Photo by Ryan Temple

The counseling doors stand tall and welcoming for any student in need of help.

Ryan Temple, Online Editor

With such a massive population, OHS needs more than just a little assistance in helping the students when they need it. Luckily, there are six well equipped counselors up for the job.

However, they do far more than just the semiannual meetings with students in the library. Saroj Jagernauth, counseling department chair, knows this firsthand.

“Meeting with our students is probably 20 percent of what we do,” Jagernauth said. “I coordinate the AP program, oversee the junior parent evening and I attend meetings on a regular basis to revise and review our academic planning guide.”

While Jagernauth has a lot on her plate, those are not even half of the responsibilities that come with her job. Luckily, she is well suited for it.

“My entire career has been focused on empowering students to be their best selves,” Jagernauth said.

Empowering students and helping them through every challenge is a natural part being a counselor. Which is exactly why Jennifer Miller, counselor, is drawn to it.

“I like helping people,” Miller said. Miller has enjoyed helping others her entire life which is why she decided to become a counselor.

Kathleen Giacini, counselor, was drawn to the job for a slightly more personal reason.

“When I was in high school, I didn’t feel like I understood what I should think about in finding a job,” Giacini said. “I changed jobs a lot after I graduated from college and I didn’t really have a good direction, so that, more than anything drew me to the counseling aspect of the school.”

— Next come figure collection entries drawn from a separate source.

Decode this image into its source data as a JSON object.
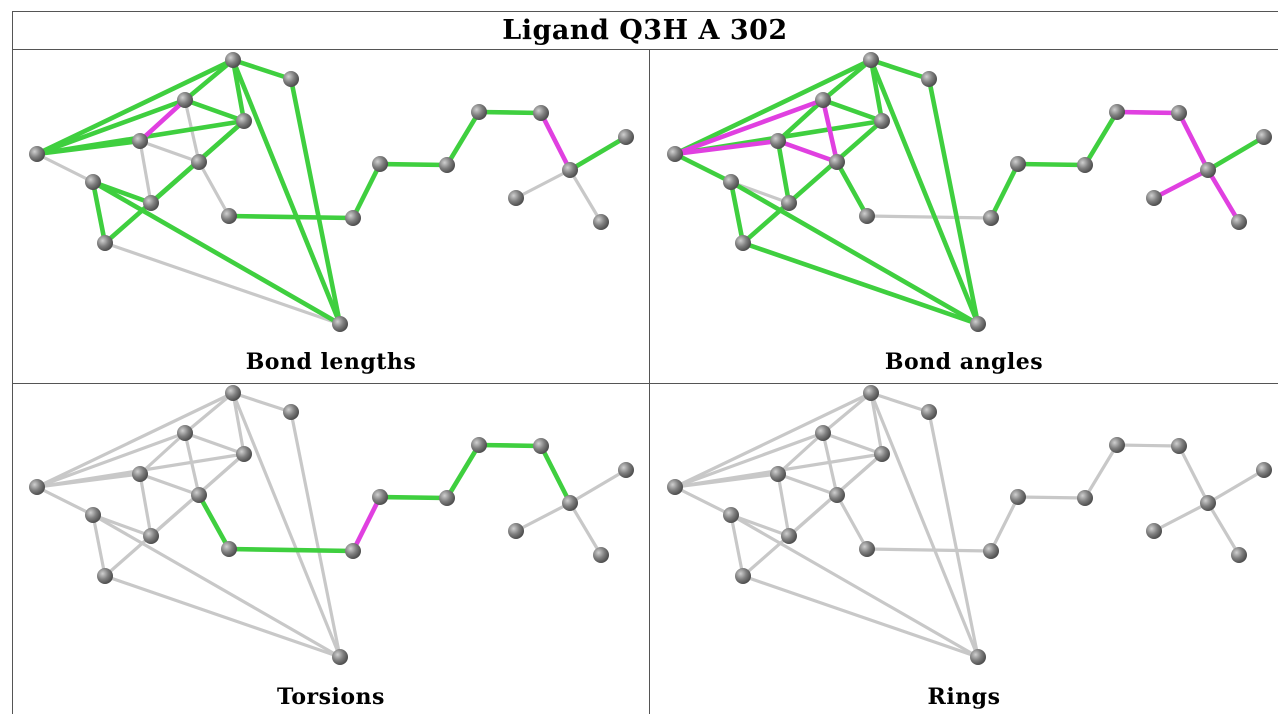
{
  "title": "Ligand Q3H A 302",
  "panels": [
    {
      "label": "Bond lengths"
    },
    {
      "label": "Bond angles"
    },
    {
      "label": "Torsions"
    },
    {
      "label": "Rings"
    }
  ],
  "colors": {
    "bond_default": "#c8c8c8",
    "bond_ok": "#3fcf3f",
    "bond_outlier": "#e040e0",
    "atom": "#808080"
  }
}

The counseling department may crumble without a strong foundation, but fortunately all three previously mentioned counselors, as well as Jenny Cramer, Debbie Harmonson and Chris Harmonson work closely with each other.

“We always meet and talk about any of the things that were doing so that we can all get input from each other,” Giacini said. “We just have a really good relationship between all six of us.”

While it is imperative for the counselors to work well together, the connections they form with the students are what truly motivates them.

“It is one of the best things that we do,” Jagernauth said. “Making them feel comfortable that we’re here for them, not only with problems, but just about anything, then they are able to share that with us so we are able to guide them purposefully.”

Unfortunately, being a counselor has it’s struggles as well.

Leaving the job at school can be the most difficult part of the job, Miller said. Miller says she often thinks about the students’ problems outside of school but knows that she has to let it go eventually.

Jagernauth is aware that the counselors are not equipped for all issues, but says they are able to use community resources as well as the hope zone resources on the counseling department website.
Regardless of any challenge, Jagernauth cannot help but love what she does.

“The best part is working with our students one on one,” Jagernauth said. “That trumps everything.”